毕竟女人心肠软些,也比男人更容易陷入情网,更何况对于二姐这样一个长期缺乏关爱的剩女来说,只要男人稍微对她好点,亲切点,她就会想东想西地做起了春梦,觉得“他是不是喜欢我呢”,虽然一般情况下的结果是――春梦顺利过渡为春秋大梦。
可是二姐显然没有清醒过来,还在那儿迷糊着呢。她捧着微红的脸蛋,对着镜子喃喃自语:“他是不是喜欢我呢……”
当然,这铜镜它不是魔镜,也没法儿像魔镜一般地回答她,然后再大发神威地满足她的一系列花痴愿望……它只能傻呆呆地杵在那儿看着二姐在那儿做梦。
“一定是的……昨晚他看了我一宿呢……今天早上我还听到他咳嗽了几声,估计是伤风了吧……唉,我真不该跟他闹的……”二姐微微低下头,陷入了深深的自我谴责中,“我身为一个女人,竟然跟自己的丈夫闹别扭,这还不算,我打过他,骂过他,咒过他,还恨他恨得牙根儿痒痒……我,我真的不算是个好女人、好媳妇儿……我真坏,真的。”
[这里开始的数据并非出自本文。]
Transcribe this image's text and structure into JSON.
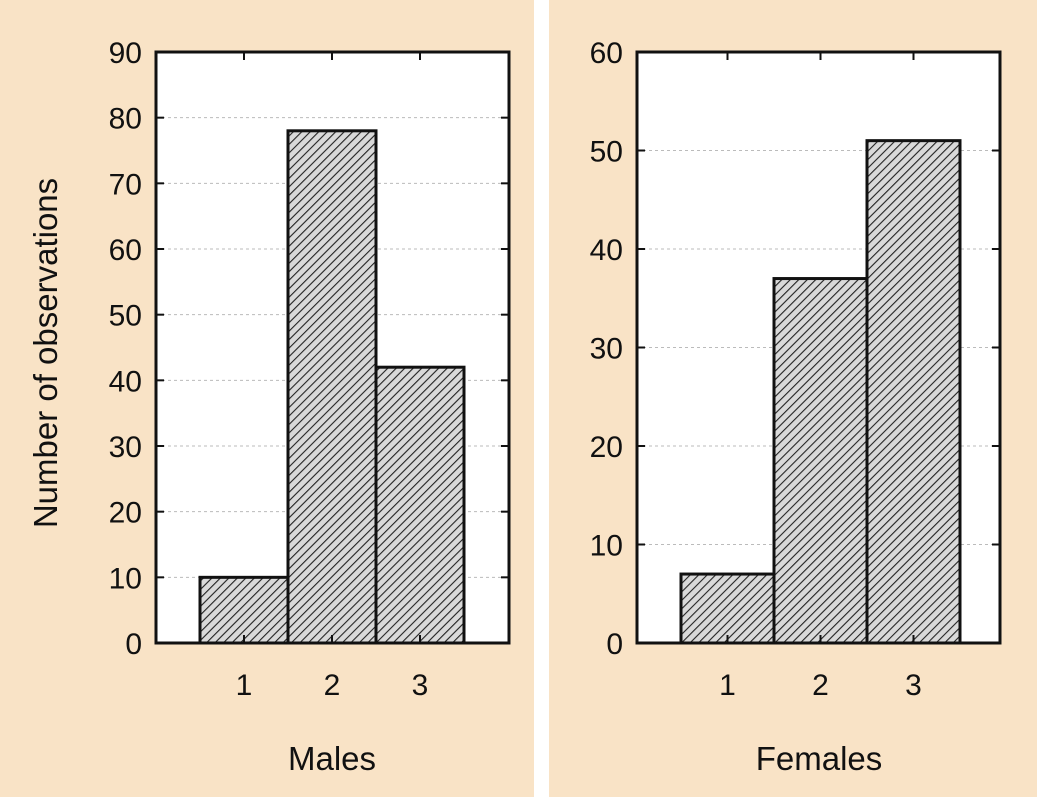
{
  "colors": {
    "panel_bg": "#f9e3c6",
    "plot_bg": "#ffffff",
    "bar_fill": "#d9d9d9",
    "bar_hatch": "#222222",
    "grid": "#bbbbbb"
  },
  "chart_data": [
    {
      "type": "bar",
      "categories": [
        "1",
        "2",
        "3"
      ],
      "values": [
        10,
        78,
        42
      ],
      "xlabel": "Males",
      "ylabel": "Number of observations",
      "ylim": [
        0,
        90
      ],
      "yticks": [
        "0",
        "10",
        "20",
        "30",
        "40",
        "50",
        "60",
        "70",
        "80",
        "90"
      ],
      "grid": true
    },
    {
      "type": "bar",
      "categories": [
        "1",
        "2",
        "3"
      ],
      "values": [
        7,
        37,
        51
      ],
      "xlabel": "Females",
      "ylabel": "",
      "ylim": [
        0,
        60
      ],
      "yticks": [
        "0",
        "10",
        "20",
        "30",
        "40",
        "50",
        "60"
      ],
      "grid": true
    }
  ]
}
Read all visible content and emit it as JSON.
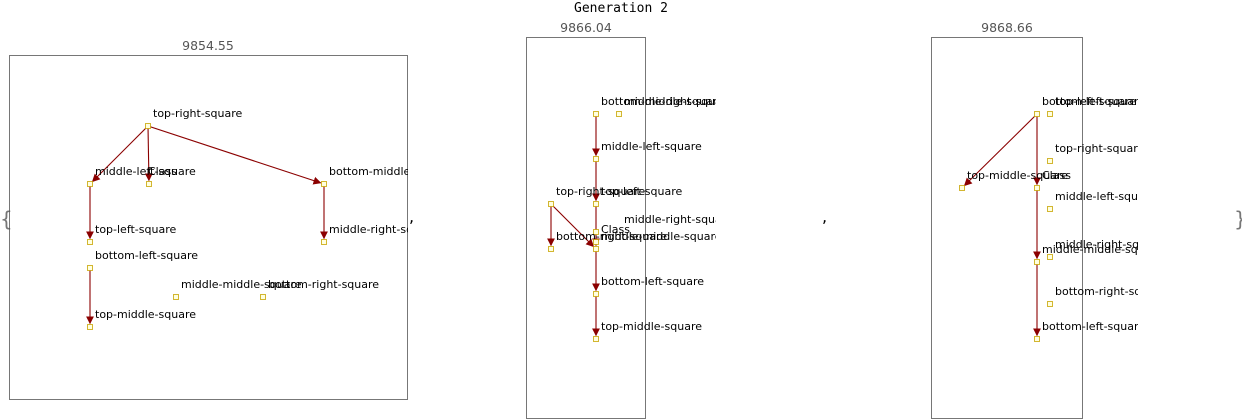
{
  "generation_title": "Generation 2",
  "punctuation": {
    "open_brace": "{",
    "close_brace": "}",
    "separator": ","
  },
  "colors": {
    "edge": "#8b0000",
    "node_fill": "#ffffe0",
    "node_stroke": "#c8a400",
    "frame": "#555555"
  },
  "panels": [
    {
      "score": "9854.55",
      "nodes": [
        {
          "id": "trs",
          "label": "top-right-square"
        },
        {
          "id": "mls",
          "label": "middle-left-square"
        },
        {
          "id": "cls",
          "label": "Class"
        },
        {
          "id": "bms",
          "label": "bottom-middle-square"
        },
        {
          "id": "tls",
          "label": "top-left-square"
        },
        {
          "id": "mrs",
          "label": "middle-right-square"
        },
        {
          "id": "bls",
          "label": "bottom-left-square"
        },
        {
          "id": "mms",
          "label": "middle-middle-square"
        },
        {
          "id": "brs",
          "label": "bottom-right-square"
        },
        {
          "id": "tms",
          "label": "top-middle-square"
        }
      ],
      "edges": [
        {
          "from": "trs",
          "to": "mls"
        },
        {
          "from": "trs",
          "to": "cls"
        },
        {
          "from": "trs",
          "to": "bms"
        },
        {
          "from": "mls",
          "to": "tls"
        },
        {
          "from": "bms",
          "to": "mrs"
        },
        {
          "from": "bls",
          "to": "tms"
        }
      ]
    },
    {
      "score": "9866.04",
      "nodes": [
        {
          "id": "bms",
          "label": "bottom-middle-square"
        },
        {
          "id": "mrs2",
          "label": "middle-right-square"
        },
        {
          "id": "mls",
          "label": "middle-left-square"
        },
        {
          "id": "trs",
          "label": "top-right-square"
        },
        {
          "id": "tls",
          "label": "top-left-square"
        },
        {
          "id": "mrs",
          "label": "middle-right-square"
        },
        {
          "id": "brs",
          "label": "bottom-right-square"
        },
        {
          "id": "cls",
          "label": "Class"
        },
        {
          "id": "mms",
          "label": "middle-middle-square"
        },
        {
          "id": "bls",
          "label": "bottom-left-square"
        },
        {
          "id": "tms",
          "label": "top-middle-square"
        }
      ],
      "edges": [
        {
          "from": "bms",
          "to": "mls"
        },
        {
          "from": "mls",
          "to": "tls"
        },
        {
          "from": "trs",
          "to": "brs"
        },
        {
          "from": "trs",
          "to": "mms"
        },
        {
          "from": "tls",
          "to": "mms"
        },
        {
          "from": "mms",
          "to": "bls"
        },
        {
          "from": "bls",
          "to": "tms"
        }
      ]
    },
    {
      "score": "9868.66",
      "nodes": [
        {
          "id": "bls0",
          "label": "bottom-left-square"
        },
        {
          "id": "tls",
          "label": "top-left-square"
        },
        {
          "id": "trs",
          "label": "top-right-square"
        },
        {
          "id": "tms",
          "label": "top-middle-square"
        },
        {
          "id": "cls",
          "label": "Class"
        },
        {
          "id": "mls",
          "label": "middle-left-square"
        },
        {
          "id": "mrs",
          "label": "middle-right-square"
        },
        {
          "id": "mms",
          "label": "middle-middle-square"
        },
        {
          "id": "brs",
          "label": "bottom-right-square"
        },
        {
          "id": "bls",
          "label": "bottom-left-square"
        }
      ],
      "edges": [
        {
          "from": "bls0",
          "to": "tms"
        },
        {
          "from": "bls0",
          "to": "cls"
        },
        {
          "from": "cls",
          "to": "mms"
        },
        {
          "from": "mms",
          "to": "bls"
        }
      ]
    }
  ]
}
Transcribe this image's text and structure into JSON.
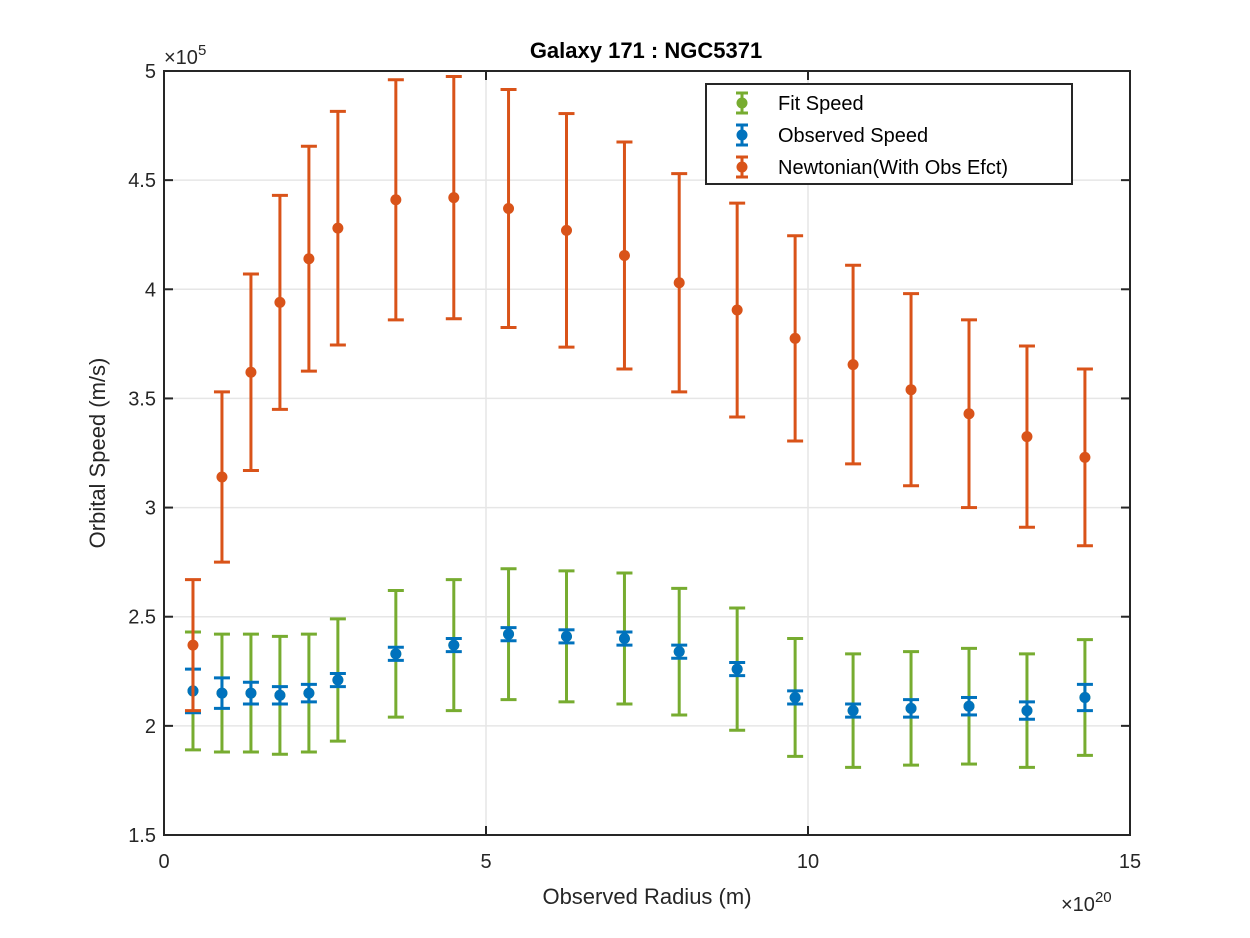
{
  "chart_data": {
    "type": "scatter",
    "title": "Galaxy 171 : NGC5371",
    "xlabel": "Observed Radius (m)",
    "ylabel": "Orbital Speed (m/s)",
    "x_multiplier_base": "×10",
    "x_multiplier_exp": "20",
    "y_multiplier_base": "×10",
    "y_multiplier_exp": "5",
    "xlim": [
      0,
      15
    ],
    "ylim": [
      1.5,
      5
    ],
    "xticks": [
      0,
      5,
      10,
      15
    ],
    "xtick_labels": [
      "0",
      "5",
      "10",
      "15"
    ],
    "yticks": [
      1.5,
      2,
      2.5,
      3,
      3.5,
      4,
      4.5,
      5
    ],
    "ytick_labels": [
      "1.5",
      "2",
      "2.5",
      "3",
      "3.5",
      "4",
      "4.5",
      "5"
    ],
    "grid": true,
    "legend_position": "top-right",
    "x": [
      0.45,
      0.9,
      1.35,
      1.8,
      2.25,
      2.7,
      3.6,
      4.5,
      5.35,
      6.25,
      7.15,
      8.0,
      8.9,
      9.8,
      10.7,
      11.6,
      12.5,
      13.4,
      14.3
    ],
    "series": [
      {
        "name": "Fit Speed",
        "color": "#77ac30",
        "values": [
          2.16,
          2.15,
          2.15,
          2.14,
          2.15,
          2.21,
          2.33,
          2.37,
          2.42,
          2.41,
          2.4,
          2.34,
          2.26,
          2.13,
          2.07,
          2.08,
          2.09,
          2.07,
          2.13
        ],
        "err": [
          0.27,
          0.27,
          0.27,
          0.27,
          0.27,
          0.28,
          0.29,
          0.3,
          0.3,
          0.3,
          0.3,
          0.29,
          0.28,
          0.27,
          0.26,
          0.26,
          0.265,
          0.26,
          0.265
        ]
      },
      {
        "name": "Observed Speed",
        "color": "#0072bd",
        "values": [
          2.16,
          2.15,
          2.15,
          2.14,
          2.15,
          2.21,
          2.33,
          2.37,
          2.42,
          2.41,
          2.4,
          2.34,
          2.26,
          2.13,
          2.07,
          2.08,
          2.09,
          2.07,
          2.13
        ],
        "err": [
          0.1,
          0.07,
          0.05,
          0.04,
          0.04,
          0.03,
          0.03,
          0.03,
          0.03,
          0.03,
          0.03,
          0.03,
          0.03,
          0.03,
          0.03,
          0.04,
          0.04,
          0.04,
          0.06
        ]
      },
      {
        "name": "Newtonian(With Obs Efct)",
        "color": "#d95319",
        "values": [
          2.37,
          3.14,
          3.62,
          3.94,
          4.14,
          4.28,
          4.41,
          4.42,
          4.37,
          4.27,
          4.155,
          4.03,
          3.905,
          3.775,
          3.655,
          3.54,
          3.43,
          3.325,
          3.23
        ],
        "err": [
          0.3,
          0.39,
          0.45,
          0.49,
          0.515,
          0.535,
          0.55,
          0.555,
          0.545,
          0.535,
          0.52,
          0.5,
          0.49,
          0.47,
          0.455,
          0.44,
          0.43,
          0.415,
          0.405
        ]
      }
    ]
  }
}
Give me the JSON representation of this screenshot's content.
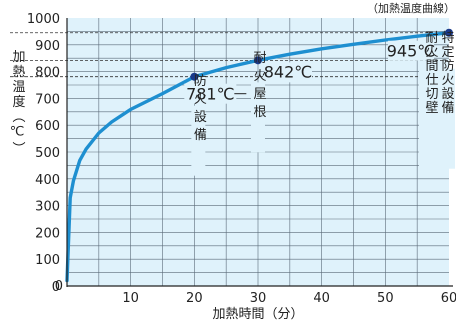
{
  "chart_data": {
    "type": "line",
    "title": "（加熱温度曲線）",
    "xlabel": "加熱時間（分）",
    "ylabel": "加熱温度（℃）",
    "xlim": [
      0,
      60
    ],
    "ylim": [
      0,
      1000
    ],
    "x_ticks": [
      10,
      20,
      30,
      40,
      50,
      60
    ],
    "y_ticks": [
      0,
      100,
      200,
      300,
      400,
      500,
      600,
      700,
      800,
      900,
      1000
    ],
    "grid": true,
    "series": [
      {
        "color": "#1e8fd0",
        "x": [
          0,
          0.5,
          1,
          2,
          3,
          5,
          7,
          10,
          15,
          20,
          25,
          30,
          35,
          40,
          45,
          50,
          55,
          60
        ],
        "y": [
          20,
          329,
          392,
          468,
          511,
          571,
          612,
          659,
          718,
          781,
          815,
          842,
          865,
          885,
          902,
          918,
          932,
          945
        ]
      }
    ],
    "annotations": [
      {
        "x": 20,
        "y": 781,
        "value_label": "781℃",
        "text": "防火設備"
      },
      {
        "x": 30,
        "y": 842,
        "value_label": "842℃",
        "text": "耐火屋根"
      },
      {
        "x": 60,
        "y": 945,
        "value_label": "945℃",
        "text": "特定防火設備",
        "text2": "耐火間仕切壁"
      }
    ]
  }
}
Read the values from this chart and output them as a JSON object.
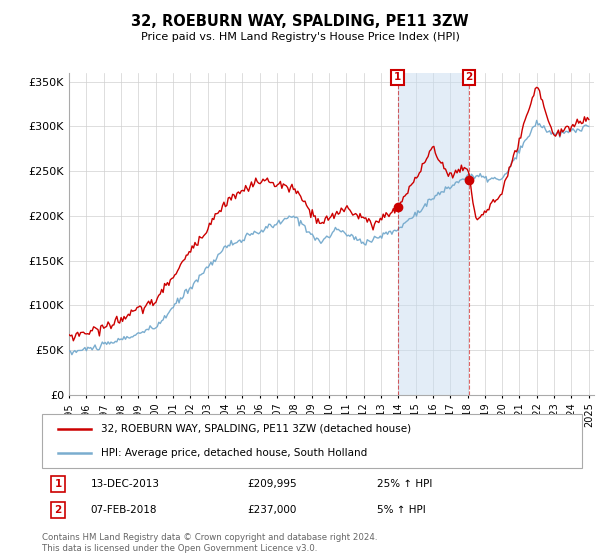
{
  "title": "32, ROEBURN WAY, SPALDING, PE11 3ZW",
  "subtitle": "Price paid vs. HM Land Registry's House Price Index (HPI)",
  "legend_line1": "32, ROEBURN WAY, SPALDING, PE11 3ZW (detached house)",
  "legend_line2": "HPI: Average price, detached house, South Holland",
  "marker1_date": "13-DEC-2013",
  "marker1_price": 209995,
  "marker1_hpi": "25% ↑ HPI",
  "marker2_date": "07-FEB-2018",
  "marker2_price": 237000,
  "marker2_hpi": "5% ↑ HPI",
  "footer": "Contains HM Land Registry data © Crown copyright and database right 2024.\nThis data is licensed under the Open Government Licence v3.0.",
  "red_color": "#cc0000",
  "blue_color": "#7aadcf",
  "fill_color": "#c8ddf0",
  "ylim": [
    0,
    360000
  ],
  "yticks": [
    0,
    50000,
    100000,
    150000,
    200000,
    250000,
    300000,
    350000
  ],
  "start_year": 1995,
  "end_year": 2025,
  "marker1_x": 2013.96,
  "marker2_x": 2018.09
}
二姐的声音越来越小,她觉得自己真是不惜福。她嫁到刘家这么久了,刘老抠也没逼着她圆房,除了抠门儿又爱说大话以外,几乎找不出别的缺点了,可她昨儿个还为了区区一串儿钥匙一本账本儿找他的麻烦,明明知道他吝惜银子,还偏偏花钱如流水地来气他,好吧,虽然那些银子是她自己的,可是既然都是夫妻了,也就是一家人了,应该不分你我的,这才叫过日子。
二姐决定了,把昨天买的那些胭脂水粉都退了,能攒下几个钱是几个钱,也好让刘老抠高兴高兴。